Admittedly in this case it was hardly a thoughtful gift, but still. Anyway, I’m with you OP, I think it’s impolite not to thank people for gifts but demanding thanks is really crass.

SharpLily · 10/10/2020 21:30

Those piling in with YABVVVU - do you not think the grandmother was rude for not calling and wishing her (unwell) granddaughter a happy birthday? Had she bothered to do that she would have no doubt been thanked for her present. If it doesn’t take long to contact someone to thank them it equally doesn’t take long to send them happy birthday. What’s her excuse for not doing so?

HandfulOfDust · 10/10/2020 21:32

@Downton57

Those that don't thank people for presents sent in the post, doesn't it concern you that the giver might worry that the gift hasn't arrived?

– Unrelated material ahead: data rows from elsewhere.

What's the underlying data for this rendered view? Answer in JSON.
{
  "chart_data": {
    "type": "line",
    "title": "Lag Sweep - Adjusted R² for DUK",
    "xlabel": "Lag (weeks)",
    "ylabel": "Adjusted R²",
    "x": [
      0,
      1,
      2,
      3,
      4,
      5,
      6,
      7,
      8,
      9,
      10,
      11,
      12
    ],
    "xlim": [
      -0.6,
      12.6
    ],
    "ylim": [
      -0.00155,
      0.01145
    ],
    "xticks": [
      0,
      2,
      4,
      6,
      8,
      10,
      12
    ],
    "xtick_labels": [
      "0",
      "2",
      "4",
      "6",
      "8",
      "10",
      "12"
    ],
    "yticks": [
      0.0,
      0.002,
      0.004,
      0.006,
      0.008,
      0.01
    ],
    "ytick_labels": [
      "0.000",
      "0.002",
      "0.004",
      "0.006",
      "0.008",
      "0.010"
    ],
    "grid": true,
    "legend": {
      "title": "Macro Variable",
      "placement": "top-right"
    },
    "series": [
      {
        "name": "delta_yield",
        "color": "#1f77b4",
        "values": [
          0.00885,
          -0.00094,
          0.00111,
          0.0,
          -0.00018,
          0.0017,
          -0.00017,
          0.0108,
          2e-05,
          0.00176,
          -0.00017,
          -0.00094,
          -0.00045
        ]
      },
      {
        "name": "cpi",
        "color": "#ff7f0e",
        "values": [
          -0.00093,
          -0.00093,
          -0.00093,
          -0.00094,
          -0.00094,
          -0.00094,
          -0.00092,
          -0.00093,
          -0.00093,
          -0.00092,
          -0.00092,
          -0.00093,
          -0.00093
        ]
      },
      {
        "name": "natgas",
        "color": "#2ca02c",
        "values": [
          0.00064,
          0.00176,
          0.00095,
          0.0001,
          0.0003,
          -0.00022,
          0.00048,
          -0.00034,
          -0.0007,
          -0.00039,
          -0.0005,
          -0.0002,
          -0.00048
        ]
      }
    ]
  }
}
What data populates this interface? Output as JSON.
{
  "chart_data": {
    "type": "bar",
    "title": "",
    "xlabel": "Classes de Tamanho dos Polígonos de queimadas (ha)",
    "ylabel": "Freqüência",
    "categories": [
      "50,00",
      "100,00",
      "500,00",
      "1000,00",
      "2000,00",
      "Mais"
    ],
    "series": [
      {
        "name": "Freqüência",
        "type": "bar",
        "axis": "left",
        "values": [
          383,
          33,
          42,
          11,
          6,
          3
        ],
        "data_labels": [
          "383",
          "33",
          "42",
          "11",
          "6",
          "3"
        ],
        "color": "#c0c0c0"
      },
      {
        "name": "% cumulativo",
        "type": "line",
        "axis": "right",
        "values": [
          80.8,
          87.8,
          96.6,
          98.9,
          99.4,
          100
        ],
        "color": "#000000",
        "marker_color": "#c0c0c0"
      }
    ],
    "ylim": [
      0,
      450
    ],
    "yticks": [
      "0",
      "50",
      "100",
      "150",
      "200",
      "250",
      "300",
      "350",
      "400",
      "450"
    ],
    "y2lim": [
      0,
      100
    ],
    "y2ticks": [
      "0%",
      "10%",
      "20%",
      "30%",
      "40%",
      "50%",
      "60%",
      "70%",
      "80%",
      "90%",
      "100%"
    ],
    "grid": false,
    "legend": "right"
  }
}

No not at all. I would assume that if they can't wait a few days for me to send a thank you card they really shouldn't be sending things in the post at all. If you're really that impatient that you can't wait for a thank you and so ungracious that you'll ring up demanding one I'd politely ask you not to send any gifts in the future as it's a right hassle.

Brefugee · 10/10/2020 21:34

And yet she's 6 and has 2 parents who could remind her to say thanks to granny.

If granny had phoned her on the day she could have said it then. Since granny apparently didn't, a quick call wouldn't have hurt? DH could have said something?

I don't think I've been at all nasty to OP except to say that, IMO, i think it's rude not to say thank you for a present.

I'm not even nasty to my rude nieces & nephews who have never thanked me for presents in the past and therefore don't get them now. Easy. It's the internet: YMMV. and OP did ask if we thought she was BU.